Quest Day 6
I finished 9th in
the rigids for yesterday’s task, which moved me up from 15th to 12th place
overall. I saw my first bald eagle in flight yesterday. I also had my first near
mid-air with a large bird. It was some type of raptor. I was on glide and so was
the bird, heading directly toward each other. The bird was looking down. Just
about the time I was going to push out and go over, the bird saw me and did a
wild looking maneuver, we missed each other by less than 6 feet.
I can understand why they usually don’t tow in high winds. When you launch from a mountain site, you may have to deal with the wind for a few seconds, until you are away from the hill. Under tow you have to deal with it for several minutes. Luckily all the tows so far have been relatively smooth. When I got my aerotow rating with Hungary Joe, at Crazy Creek, CA, we were towing in 500 fpm thermals and ratty air. I have yet to have any tows like that here in Florida. It is smooth enough that I am able to zip up my harness, and make adjustments to my instruments while on tow. At the start of the Wallaby comp, I had 7 tows under my belt, now I am up to an incredible 17 ;-)
We increased the tip we have been leaving for the maid at the Groveland motel and are now getting sheets without holes, and they are leaving the air conditioner on.
Nancy did a great job chasing us yesterday. There was no easy way to follow us on the way to the Coleman turnpoint. There was construction on some of the roads and she had to take some detours, but she stayed up with us the entire way. If we make it back to goal, driving can be a thankless job, but I feel much more secure knowing that she is down there and can find us if we run into some bad luck.
It really helps having Rich here. He has been to so many of these comps that he is an endless source of information. I hope I have not been slowing him down.
Tish (a female flew wing pilot from Australia) has been sneaking around squirting people with a big water gun. Several of the pilots snuck up behind her and threw her in the pool. Then at the end of the pilots meeting they poured a container of ice water over her. That should cool her off for a while.
The primary task is to Avon Airpark to the south. The secondary task is also to the south, Chalet Suzanne and back to Quest. They called the primary task to Avon Park Airport.

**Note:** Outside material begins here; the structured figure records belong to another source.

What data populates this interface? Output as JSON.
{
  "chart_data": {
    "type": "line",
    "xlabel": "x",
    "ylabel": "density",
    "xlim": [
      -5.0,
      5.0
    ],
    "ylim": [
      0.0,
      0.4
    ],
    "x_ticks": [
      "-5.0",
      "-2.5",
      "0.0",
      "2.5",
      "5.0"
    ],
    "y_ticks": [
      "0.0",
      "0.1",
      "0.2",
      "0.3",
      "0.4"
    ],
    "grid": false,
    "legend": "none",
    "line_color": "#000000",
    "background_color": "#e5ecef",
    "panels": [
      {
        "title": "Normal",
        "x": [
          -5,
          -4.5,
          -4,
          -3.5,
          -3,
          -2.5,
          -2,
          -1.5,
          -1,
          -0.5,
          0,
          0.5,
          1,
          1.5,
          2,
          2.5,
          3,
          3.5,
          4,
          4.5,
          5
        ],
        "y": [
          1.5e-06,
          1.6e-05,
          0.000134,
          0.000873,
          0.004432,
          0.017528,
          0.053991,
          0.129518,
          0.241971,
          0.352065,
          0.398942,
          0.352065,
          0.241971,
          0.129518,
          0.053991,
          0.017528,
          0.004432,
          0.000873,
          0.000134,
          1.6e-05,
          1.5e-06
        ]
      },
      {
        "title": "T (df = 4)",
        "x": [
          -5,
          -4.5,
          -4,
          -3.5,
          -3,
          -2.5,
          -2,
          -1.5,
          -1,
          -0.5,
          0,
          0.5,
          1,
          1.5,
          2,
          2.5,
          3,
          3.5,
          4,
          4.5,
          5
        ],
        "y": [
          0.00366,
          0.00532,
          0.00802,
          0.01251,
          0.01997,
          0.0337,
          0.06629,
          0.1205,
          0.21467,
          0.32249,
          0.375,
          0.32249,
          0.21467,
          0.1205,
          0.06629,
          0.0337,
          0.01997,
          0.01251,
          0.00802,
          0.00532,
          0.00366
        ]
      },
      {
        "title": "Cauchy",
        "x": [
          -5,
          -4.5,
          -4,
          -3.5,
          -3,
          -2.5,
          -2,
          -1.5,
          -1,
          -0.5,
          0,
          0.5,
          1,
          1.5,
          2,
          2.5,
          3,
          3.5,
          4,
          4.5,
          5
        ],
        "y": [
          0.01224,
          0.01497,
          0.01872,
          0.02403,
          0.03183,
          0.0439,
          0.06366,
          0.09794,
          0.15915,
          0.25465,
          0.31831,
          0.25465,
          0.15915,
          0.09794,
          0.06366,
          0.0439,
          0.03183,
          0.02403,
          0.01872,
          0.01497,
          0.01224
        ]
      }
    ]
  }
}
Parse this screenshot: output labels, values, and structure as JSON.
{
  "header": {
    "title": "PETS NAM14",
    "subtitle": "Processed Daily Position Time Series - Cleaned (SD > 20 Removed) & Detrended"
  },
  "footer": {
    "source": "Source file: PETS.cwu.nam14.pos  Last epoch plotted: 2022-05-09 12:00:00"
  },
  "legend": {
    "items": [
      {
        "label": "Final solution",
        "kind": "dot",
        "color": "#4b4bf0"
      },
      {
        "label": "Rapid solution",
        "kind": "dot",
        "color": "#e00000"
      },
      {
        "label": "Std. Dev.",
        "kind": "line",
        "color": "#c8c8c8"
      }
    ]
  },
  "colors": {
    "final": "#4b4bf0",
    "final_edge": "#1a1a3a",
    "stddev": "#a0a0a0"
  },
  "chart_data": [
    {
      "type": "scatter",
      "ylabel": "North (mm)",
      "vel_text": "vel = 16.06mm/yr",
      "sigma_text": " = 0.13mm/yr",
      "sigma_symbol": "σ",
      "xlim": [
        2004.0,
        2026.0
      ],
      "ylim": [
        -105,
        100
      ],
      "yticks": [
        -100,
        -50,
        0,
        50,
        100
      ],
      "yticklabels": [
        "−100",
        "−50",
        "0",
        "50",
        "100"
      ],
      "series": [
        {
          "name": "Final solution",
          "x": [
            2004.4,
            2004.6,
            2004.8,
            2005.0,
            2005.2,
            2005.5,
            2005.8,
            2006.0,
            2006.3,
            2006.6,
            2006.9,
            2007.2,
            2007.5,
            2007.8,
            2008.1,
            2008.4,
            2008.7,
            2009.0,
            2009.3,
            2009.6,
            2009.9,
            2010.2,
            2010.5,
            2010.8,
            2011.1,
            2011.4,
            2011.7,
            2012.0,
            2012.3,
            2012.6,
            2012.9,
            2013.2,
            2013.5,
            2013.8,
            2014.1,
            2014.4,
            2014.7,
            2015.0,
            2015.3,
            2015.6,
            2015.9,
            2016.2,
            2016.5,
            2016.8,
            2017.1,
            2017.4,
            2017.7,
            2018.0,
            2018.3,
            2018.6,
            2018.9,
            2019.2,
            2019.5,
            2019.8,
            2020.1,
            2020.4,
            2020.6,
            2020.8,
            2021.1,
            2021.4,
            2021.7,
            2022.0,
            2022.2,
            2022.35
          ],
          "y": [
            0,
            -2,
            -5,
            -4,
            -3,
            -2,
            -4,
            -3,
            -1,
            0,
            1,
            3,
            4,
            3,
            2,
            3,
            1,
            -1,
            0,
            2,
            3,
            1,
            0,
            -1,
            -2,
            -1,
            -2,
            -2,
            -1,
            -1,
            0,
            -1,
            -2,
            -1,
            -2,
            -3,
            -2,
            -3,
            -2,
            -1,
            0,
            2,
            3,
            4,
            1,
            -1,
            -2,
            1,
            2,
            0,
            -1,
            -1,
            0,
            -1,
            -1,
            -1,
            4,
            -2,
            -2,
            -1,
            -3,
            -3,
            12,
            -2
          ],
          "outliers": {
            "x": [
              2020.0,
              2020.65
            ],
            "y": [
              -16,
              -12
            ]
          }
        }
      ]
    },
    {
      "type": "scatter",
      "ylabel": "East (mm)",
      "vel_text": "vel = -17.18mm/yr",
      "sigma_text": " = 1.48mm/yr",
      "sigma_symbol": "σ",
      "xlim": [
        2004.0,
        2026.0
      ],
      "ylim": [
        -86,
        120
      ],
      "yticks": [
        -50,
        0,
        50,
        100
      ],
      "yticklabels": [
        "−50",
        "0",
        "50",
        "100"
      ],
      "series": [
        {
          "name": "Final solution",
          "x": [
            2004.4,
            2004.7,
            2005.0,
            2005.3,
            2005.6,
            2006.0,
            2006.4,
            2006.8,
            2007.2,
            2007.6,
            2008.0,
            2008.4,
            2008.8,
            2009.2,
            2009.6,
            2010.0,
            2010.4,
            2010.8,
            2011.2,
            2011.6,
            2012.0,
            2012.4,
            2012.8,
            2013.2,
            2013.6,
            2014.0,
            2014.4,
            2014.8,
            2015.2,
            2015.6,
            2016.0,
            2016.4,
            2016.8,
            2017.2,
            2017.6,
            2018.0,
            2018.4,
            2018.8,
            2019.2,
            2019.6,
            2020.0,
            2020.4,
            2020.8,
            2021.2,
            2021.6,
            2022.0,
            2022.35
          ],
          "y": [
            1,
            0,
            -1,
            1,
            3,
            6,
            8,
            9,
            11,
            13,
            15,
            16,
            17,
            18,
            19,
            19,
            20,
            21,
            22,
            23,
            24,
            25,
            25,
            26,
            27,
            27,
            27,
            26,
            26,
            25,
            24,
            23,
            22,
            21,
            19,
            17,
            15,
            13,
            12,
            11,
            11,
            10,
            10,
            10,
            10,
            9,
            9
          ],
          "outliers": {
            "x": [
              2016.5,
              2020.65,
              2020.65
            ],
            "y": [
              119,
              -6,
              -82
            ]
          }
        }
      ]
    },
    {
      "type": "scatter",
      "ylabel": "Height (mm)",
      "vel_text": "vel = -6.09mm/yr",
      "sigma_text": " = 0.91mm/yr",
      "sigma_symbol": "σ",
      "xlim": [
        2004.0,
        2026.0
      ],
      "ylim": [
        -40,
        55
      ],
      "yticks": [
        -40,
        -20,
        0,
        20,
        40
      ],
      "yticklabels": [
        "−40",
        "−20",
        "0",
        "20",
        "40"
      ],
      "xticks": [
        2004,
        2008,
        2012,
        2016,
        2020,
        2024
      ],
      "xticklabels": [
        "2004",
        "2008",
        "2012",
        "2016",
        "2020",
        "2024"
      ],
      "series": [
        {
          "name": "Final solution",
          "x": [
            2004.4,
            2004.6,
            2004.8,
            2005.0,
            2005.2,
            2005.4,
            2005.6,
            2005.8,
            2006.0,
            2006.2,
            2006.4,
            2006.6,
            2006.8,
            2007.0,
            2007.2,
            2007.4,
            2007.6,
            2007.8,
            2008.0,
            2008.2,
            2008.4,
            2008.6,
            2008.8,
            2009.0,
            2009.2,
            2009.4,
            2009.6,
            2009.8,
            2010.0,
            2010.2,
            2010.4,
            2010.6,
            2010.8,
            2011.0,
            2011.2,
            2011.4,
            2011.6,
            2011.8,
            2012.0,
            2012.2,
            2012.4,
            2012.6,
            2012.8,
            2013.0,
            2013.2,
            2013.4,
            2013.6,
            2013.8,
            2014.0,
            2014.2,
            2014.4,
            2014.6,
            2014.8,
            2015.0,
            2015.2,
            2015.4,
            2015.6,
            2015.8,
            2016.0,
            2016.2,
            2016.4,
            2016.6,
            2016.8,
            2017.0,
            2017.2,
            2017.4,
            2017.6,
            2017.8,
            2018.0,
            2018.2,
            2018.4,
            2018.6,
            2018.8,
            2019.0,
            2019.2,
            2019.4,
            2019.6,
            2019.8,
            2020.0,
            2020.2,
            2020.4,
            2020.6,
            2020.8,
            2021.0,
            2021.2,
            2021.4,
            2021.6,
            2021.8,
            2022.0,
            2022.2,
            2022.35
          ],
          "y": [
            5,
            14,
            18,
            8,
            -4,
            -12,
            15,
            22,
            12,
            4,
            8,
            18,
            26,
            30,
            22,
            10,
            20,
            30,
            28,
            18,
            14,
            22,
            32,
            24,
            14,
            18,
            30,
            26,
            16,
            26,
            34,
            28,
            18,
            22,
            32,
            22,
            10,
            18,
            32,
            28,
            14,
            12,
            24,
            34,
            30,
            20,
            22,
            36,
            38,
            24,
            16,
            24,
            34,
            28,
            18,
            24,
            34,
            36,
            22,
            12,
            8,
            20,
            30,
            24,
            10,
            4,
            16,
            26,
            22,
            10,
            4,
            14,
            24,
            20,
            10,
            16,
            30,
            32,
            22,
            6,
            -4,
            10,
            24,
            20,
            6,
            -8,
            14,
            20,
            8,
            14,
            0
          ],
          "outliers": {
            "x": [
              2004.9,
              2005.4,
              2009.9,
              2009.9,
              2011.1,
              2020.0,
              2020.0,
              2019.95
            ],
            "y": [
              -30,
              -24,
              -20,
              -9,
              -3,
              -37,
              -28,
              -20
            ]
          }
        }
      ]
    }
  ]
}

The sprint to the tow line is getting more interesting. Pilots are getting real competitive. What Davis lacks in long-term speed, he more than makes up for with his cunning moves, blocking and weaving to keep me behind him. There were several ground collisions. Kari snuck around us and aced us out of first place. I am lined up behind Davis and Rich. The start times were moved up for today. Launch opens at 12:00. At 11:55 there were very few CU’s visible. All times were pushed back 15 minutes.
I towed early, only about 6 pilots ahead of me. CU’s started popping up at 12:30. I found the gaggle of the big guns, and just before the 1:30 start I lost them. I did hook up with a gaggle of flex wings and soon found several rigid wings to fly with, Ron Gleason and Jim Yocom to name a couple. We flew together for most of the task. They lost me at one point, but as I was chasing them I found a thermal that was 1000+ fpm. I took it to cloud base. This gave me the height to get above them for most of the rest of the task. Everything was as good as a pilot could hope for, good climbs to cloud base. Very seldom did I get below 4,000’.
Then came the glide from hell. From 5,000’ 22 miles out, I and about 20 other gliders went 10 miles without a single thermal. I could see gliders landing behind me. At 1,200 feet someone found lift. We circled in it at 100 fpm up for a long time. I moved over about one half mile and found 400 fpm. Soon everyone joined me. The lift got very weak at 3500’. Most everyone left, including me, which was a mistake. We were 11 miles from goal. We found out later that it had rained in that area 10 minutes before we flew over.
I guess everyone figured we would hit something before goal. We didn’t, I landed .9 miles short of goal. I saw 15 to 20 gliders land in a field 1.5 miles from goal. I was later told that 9 of the top 10 flex wing pilots were in that field There was a field ahead I was sure I could make. All I had to do was fly over houses and trees and I would have it. I cleared the power lines by 30’ and made a quick left turn to land. There was no real landable field for the last ¾ mile. A couple of minutes after I landed, Robin Hamilton landed in the same field by slightly more margin.
I caught and passed Rich in the last thermal, another mistake. He made goal by 100’. He found a small thermal seven miles out that gave him enough to make it. I had made two 360’s in the same thermal and only gained 50’ and thought I could find something better.. He feels really great right now. It looked like 10 rigids made goal. I was probably the closest rigid to goal that did not make it.
At the start, I found that I could not thermal as well as Christian or Alex. Several times I was 200’ below them but could not catch up. I tried to follow them at the start but lost them around the clouds. I have one more chance to chase the lead gaggle.